Although the human race has faced famines of
its own making in the past, this is a whole new ballgame, Lawrence says:
“So
there are precedents but they’ve all been local and people just
abandoned those areas and moved on. What’s very sobering about the
situation today: This is global and there isn’t any other place to
go on this spaceship Earth.”
And it's
not just about the humans, either, but all the other life forms that
inhabit this beautiful planet.
Speaking
of which, you know how the Navy is always trying to convince us that
its sonar is perfectly safe for marine mammals? So safe that it wants
to use even more of it, year-round, in waters surrounding the
Hawaiian Islands? Well, it's apparently not so benign as the Navy has
claimed.

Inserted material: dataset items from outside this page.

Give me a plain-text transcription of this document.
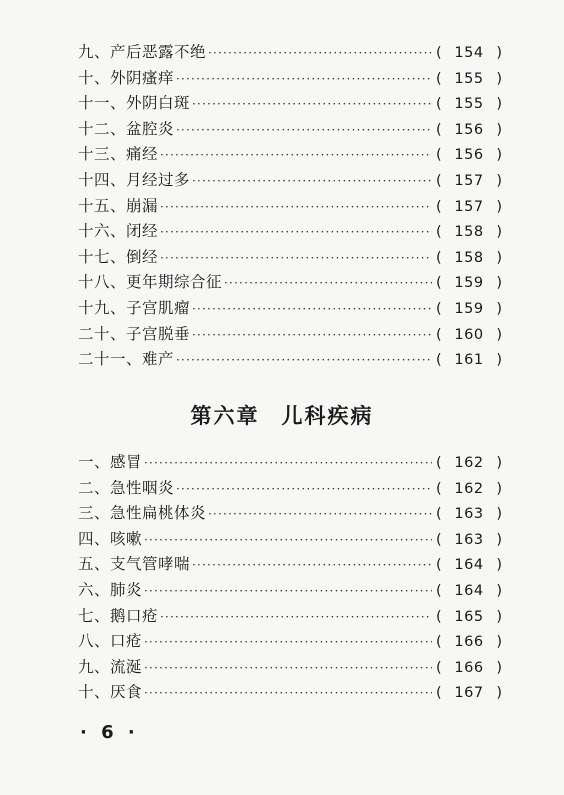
九、产后恶露不绝 ·····	( 154 )
十、外阴瘙痒 ·····	( 155 )
十一、外阴白斑 ·····	( 155 )
十二、盆腔炎 ·····	( 156 )
十三、痛经 ·····	( 156 )
十四、月经过多 ·····	( 157 )
十五、崩漏 ·····	( 157 )
十六、闭经 ·····	( 158 )
十七、倒经 ·····	( 158 )
十八、更年期综合征 ·····	( 159 )
十九、子宫肌瘤 ·····	( 159 )
二十、子宫脱垂 ·····	( 160 )
二十一、难产 ·····	( 161 )
第六章 儿科疾病
一、感冒 ·····	( 162 )
二、急性咽炎 ·····	( 162 )
三、急性扁桃体炎 ·····	( 163 )
四、咳嗽 ·····	( 163 )
五、支气管哮喘 ·····	( 164 )
六、肺炎 ·····	( 164 )
七、鹅口疮 ·····	( 165 )
八、口疮 ·····	( 166 )
九、流涎 ·····	( 166 )
十、厌食 ·····	( 167 )
· 6 ·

As a new study published in Nature reports:
The
Canary Islands used to be a hotspot for mass strandings [of whales
and dolphins], but there have been no mass beachings since the
Spanish government imposed a moratorium on naval exercises in these
waters in 2004.
So couldn't we impose a similar ban here?
I know
the precautionary principle is often pooh-poohed as unscientific, and frequently bad for business, but
how about if we, as humans, just exercise a little common sense? As
the time-worn adage reminds us: Err on the side of caution.
Unless,
of course, you don't care if it all turns to shit, so long as you're
raking in a pile of cash along the way.
I don't think I've ever heard the precautionary principle called "unscientific." As a matter of fact it's at the very heart of scientific inquiry. To assume something is true until proven false is illogical. That's why you set up a study- to see if something is true... you can't prove a negative.